The majority of skills apply their effects during pre-battle calculations, and there is a calculation loop specifically for this . You can find it in Engine Hacks/Necessary/CalcLoops/PreBattleCalcLoop/PreBattleCalcLoop.event. This file contains the list of pointers to functions that get run every time battle stats are calculated. There is a high likelihood any skill that affects battle stats is installed to this area. To install a new skill to this area, just add the label at which the function exists to the POINs as directed by in-file comments.
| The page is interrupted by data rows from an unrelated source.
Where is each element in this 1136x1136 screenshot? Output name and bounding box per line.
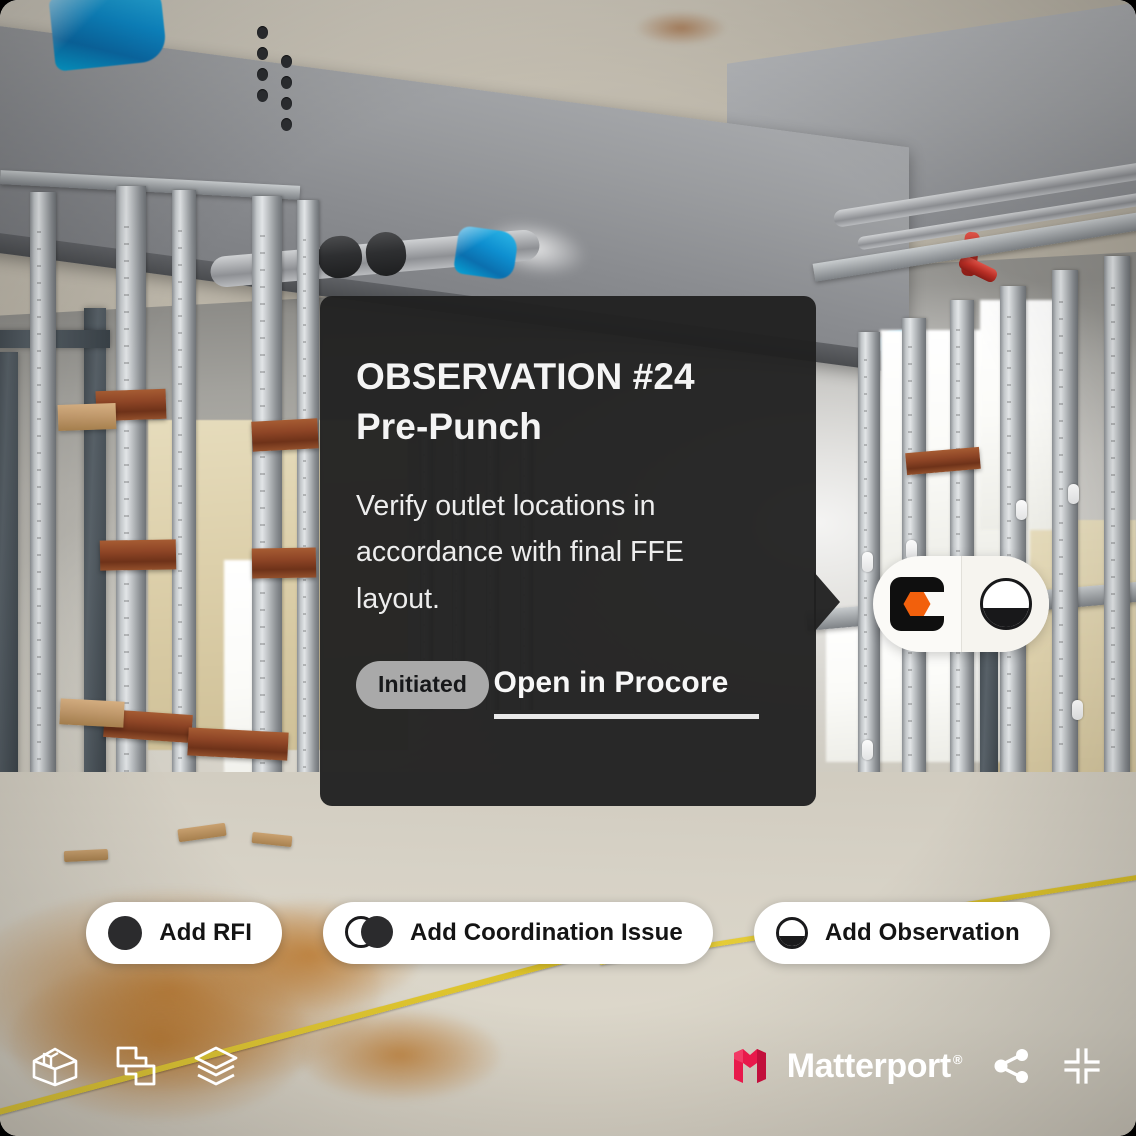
steel-stud bbox=[297, 200, 319, 850]
steel-stud bbox=[1104, 256, 1130, 780]
procore-hexagon-icon bbox=[903, 592, 931, 616]
matterport-3d-viewer[interactable]: OBSERVATION #24 Pre-Punch Verify outlet … bbox=[0, 0, 1136, 1136]
add-observation-button[interactable]: Add Observation bbox=[753, 902, 1050, 964]
steel-stud bbox=[1000, 286, 1026, 786]
view-mode-nav bbox=[30, 1043, 240, 1089]
collapse-icon[interactable] bbox=[1062, 1046, 1102, 1086]
steel-stud bbox=[30, 192, 56, 842]
procore-logo-icon bbox=[890, 577, 944, 631]
coordination-circles-icon bbox=[344, 916, 393, 950]
link-underline bbox=[493, 713, 759, 719]
steel-stud bbox=[116, 186, 146, 852]
dollhouse-view-icon[interactable] bbox=[30, 1043, 80, 1089]
registered-mark: ® bbox=[952, 1052, 963, 1068]
duct-perforation bbox=[257, 47, 268, 60]
observation-callout-card[interactable]: OBSERVATION #24 Pre-Punch Verify outlet … bbox=[320, 296, 816, 806]
rfi-dot-icon bbox=[108, 916, 143, 950]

If the skill you are mimicking does not install to a loop of some kind, you likely will need to edit the source of the skill directly to add your new skill to it. A number of skills are already implemented this way; all HP restoration skills, as an example. If the skill you want to make does not affect anything already touched by a skill, you will need to find the location it should hook to and hook it there. Examples of skills that do this largely live in Engine Hacks/SkillSystem/Skills/StandaloneSkills.